Jimenez noted that while there are a number of cancer proteomics research groups and initiatives around the world, few have the resources, financial and otherwise, for projects as ambitious as CPTAC.

"It's the scale [of the CPTAC data] and the number of different data types," Jimenez said, which include genomic, transcriptomic, microRNA, and methylation data, as well as, in more recent studies, information on the tumor microenvironment and the immune system.

"They are very comprehensive, and when you put the information from all these different layers together, including the proteome and often the phosphoproteome, you can really get a mechanistic understanding and hypotheses of the cancer biology or how the cancer rewires and is able to grow and manipulate its environment," she said.

This data has also helped push proteomics closer to the mainstream of cancer research, Jimenez said.

"Still, the cancer field is a genomics field, and I think the CPTAC network has helped to get more focus on the proteins, the molecules in the cell that do most of the work and provide most of the drug targets and biomarkers," she said. "They have had, in recent years, a series of high-impact papers in Cancer Cell, Cell, Nature. … These articles get attention from oncologists, from people in the cancer omics field."

"I definitely see [proteomics] moving more into the mainstream," Rodland said. "The early adopters in clinical medicine are now aware of proteomics and phosphoproteomics and what they can contribute, and I am seeing more openness to including proteomics measurements in the early stages of clinical trials.

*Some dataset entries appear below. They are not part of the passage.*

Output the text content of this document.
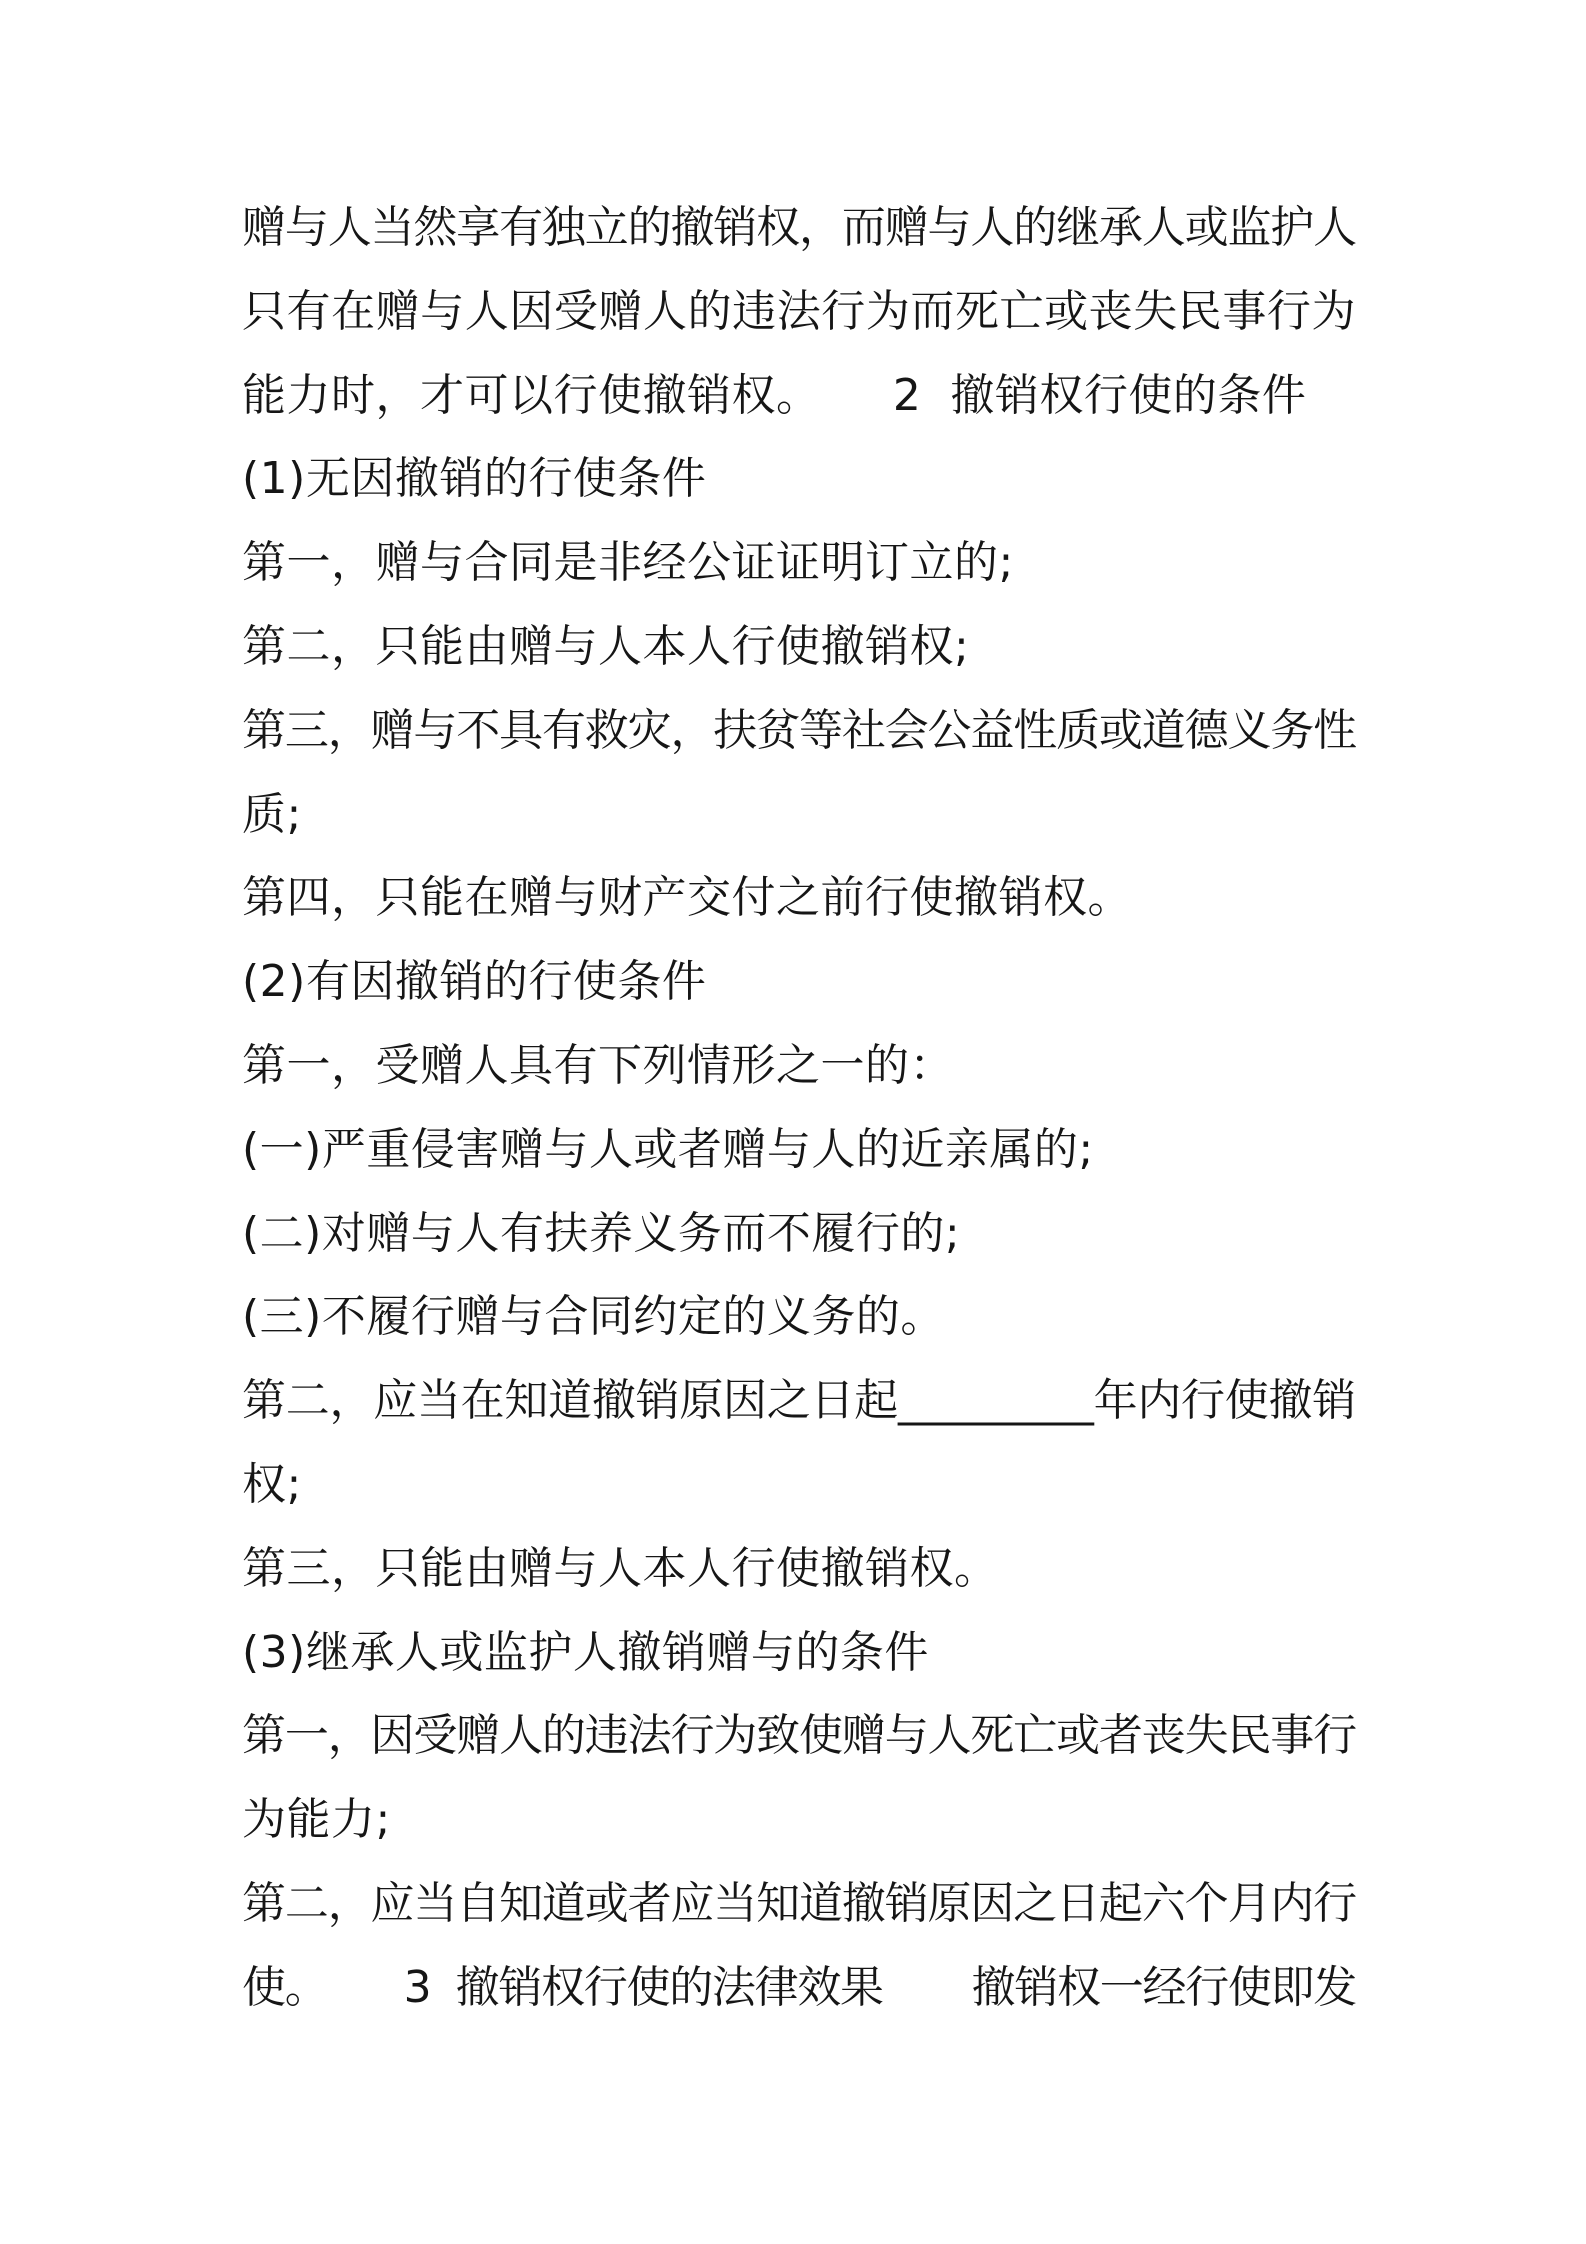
赠与人当然享有独立的撤销权，而赠与人的继承人或监护人
只有在赠与人因受赠人的违法行为而死亡或丧失民事行为
能力时，才可以行使撤销权。     2  撤销权行使的条件
(1)无因撤销的行使条件
第一，赠与合同是非经公证证明订立的;
第二，只能由赠与人本人行使撤销权;
第三，赠与不具有救灾，扶贫等社会公益性质或道德义务性
质;
第四，只能在赠与财产交付之前行使撤销权。
(2)有因撤销的行使条件
第一，受赠人具有下列情形之一的：
(一)严重侵害赠与人或者赠与人的近亲属的;
(二)对赠与人有扶养义务而不履行的;
(三)不履行赠与合同约定的义务的。
第二，应当在知道撤销原因之日起_________年内行使撤销
权;
第三，只能由赠与人本人行使撤销权。
(3)继承人或监护人撤销赠与的条件
第一，因受赠人的违法行为致使赠与人死亡或者丧失民事行
为能力;
第二，应当自知道或者应当知道撤销原因之日起六个月内行
使。      3  撤销权行使的法律效果       撤销权一经行使即发
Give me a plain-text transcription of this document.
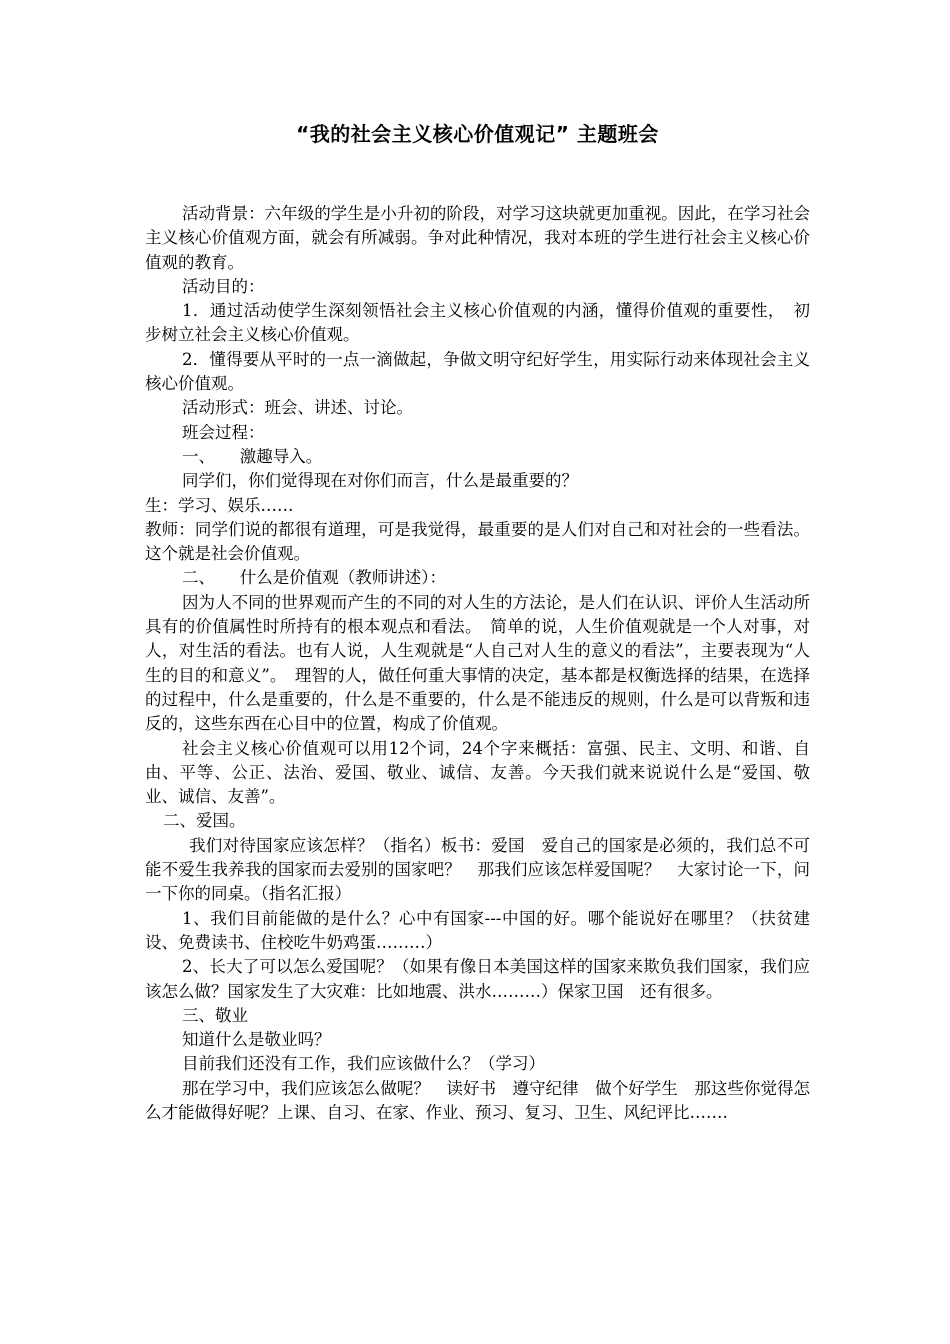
“我的社会主义核心价值观记” 主题班会

活动背景：六年级的学生是小升初的阶段，对学习这块就更加重视。因此，在学习社会主义核心价值观方面，就会有所减弱。争对此种情况，我对本班的学生进行社会主义核心价值观的教育。

活动目的：

1．通过活动使学生深刻领悟社会主义核心价值观的内涵，懂得价值观的重要性，　初步树立社会主义核心价值观。

2．懂得要从平时的一点一滴做起，争做文明守纪好学生，用实际行动来体现社会主义核心价值观。

活动形式：班会、讲述、讨论。

班会过程：

一、　　激趣导入。

同学们，你们觉得现在对你们而言，什么是最重要的？

生：学习、娱乐……

教师：同学们说的都很有道理，可是我觉得，最重要的是人们对自己和对社会的一些看法。这个就是社会价值观。

二、　　什么是价值观（教师讲述）：

因为人不同的世界观而产生的不同的对人生的方法论，是人们在认识、评价人生活动所具有的价值属性时所持有的根本观点和看法。　简单的说，人生价值观就是一个人对事，对人，对生活的看法。也有人说，人生观就是“人自己对人生的意义的看法”，主要表现为“人生的目的和意义”。　理智的人，做任何重大事情的决定，基本都是权衡选择的结果，在选择的过程中，什么是重要的，什么是不重要的，什么是不能违反的规则，什么是可以背叛和违反的，这些东西在心目中的位置，构成了价值观。

社会主义核心价值观可以用12个词，24个字来概括：富强、民主、文明、和谐、自由、平等、公正、法治、爱国、敬业、诚信、友善。今天我们就来说说什么是“爱国、敬业、诚信、友善”。

二、爱国。

我们对待国家应该怎样？（指名）板书：爱国　爱自己的国家是必须的，我们总不可能不爱生我养我的国家而去爱别的国家吧？　那我们应该怎样爱国呢？　大家讨论一下，问一下你的同桌。（指名汇报）

1、我们目前能做的是什么？心中有国家---中国的好。哪个能说好在哪里？（扶贫建设、免费读书、住校吃牛奶鸡蛋………）

2、长大了可以怎么爱国呢？（如果有像日本美国这样的国家来欺负我们国家，我们应该怎么做？国家发生了大灾难：比如地震、洪水………）保家卫国　还有很多。

三、敬业

知道什么是敬业吗？

目前我们还没有工作，我们应该做什么？（学习）

那在学习中，我们应该怎么做呢？　读好书　遵守纪律　做个好学生　那这些你觉得怎么才能做得好呢？上课、自习、在家、作业、预习、复习、卫生、风纪评比…….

We are getting positive responses from the people we are reaching out to."

"I think people are realizing that this type of data is important," Cutillas said. He noted, though, that the proteomics techniques employed by the CPTAC teams remain out of reach for many.

"It's not as widespread as, say, transcriptomic or genomic analysis because of the cost and availability of instruments and labs with expertise," he said.

Smith, likewise, noted that while mass spec proteomics capabilities are beginning to reach the broader community, it remains difficult for a typical lab "to do these studies of hundreds of samples with the depth of proteomic analysis where you are measuring 10,000 proteins and maybe 50,000 phosphorylation sites and doing it in a quantitative fashion."

Rodland said that in the newly launched fourth edition of the initiative, she is aiming to push the effort's proteomics insights closer to actual clinical applications. In the previous stage of the project, she and her colleagues identified the protein Aurora kinase B, for example, as key to early resistance to gilteritinib in FLT3-mutated acute myeloid leukemia (AML).

They are now continuing this work with AML clinical trial samples, investigating drug treatments and resistance in the disease.

"We are looking at clinical trials of combination drug therapies, trying to understand the cross-talk between combination therapies, how to identify synthetic lethality, what drugs to use in combination, and whether you do it simultaneously or sequentially," Rodland said. "We are trying to have a molecular understanding of combination drug therapy."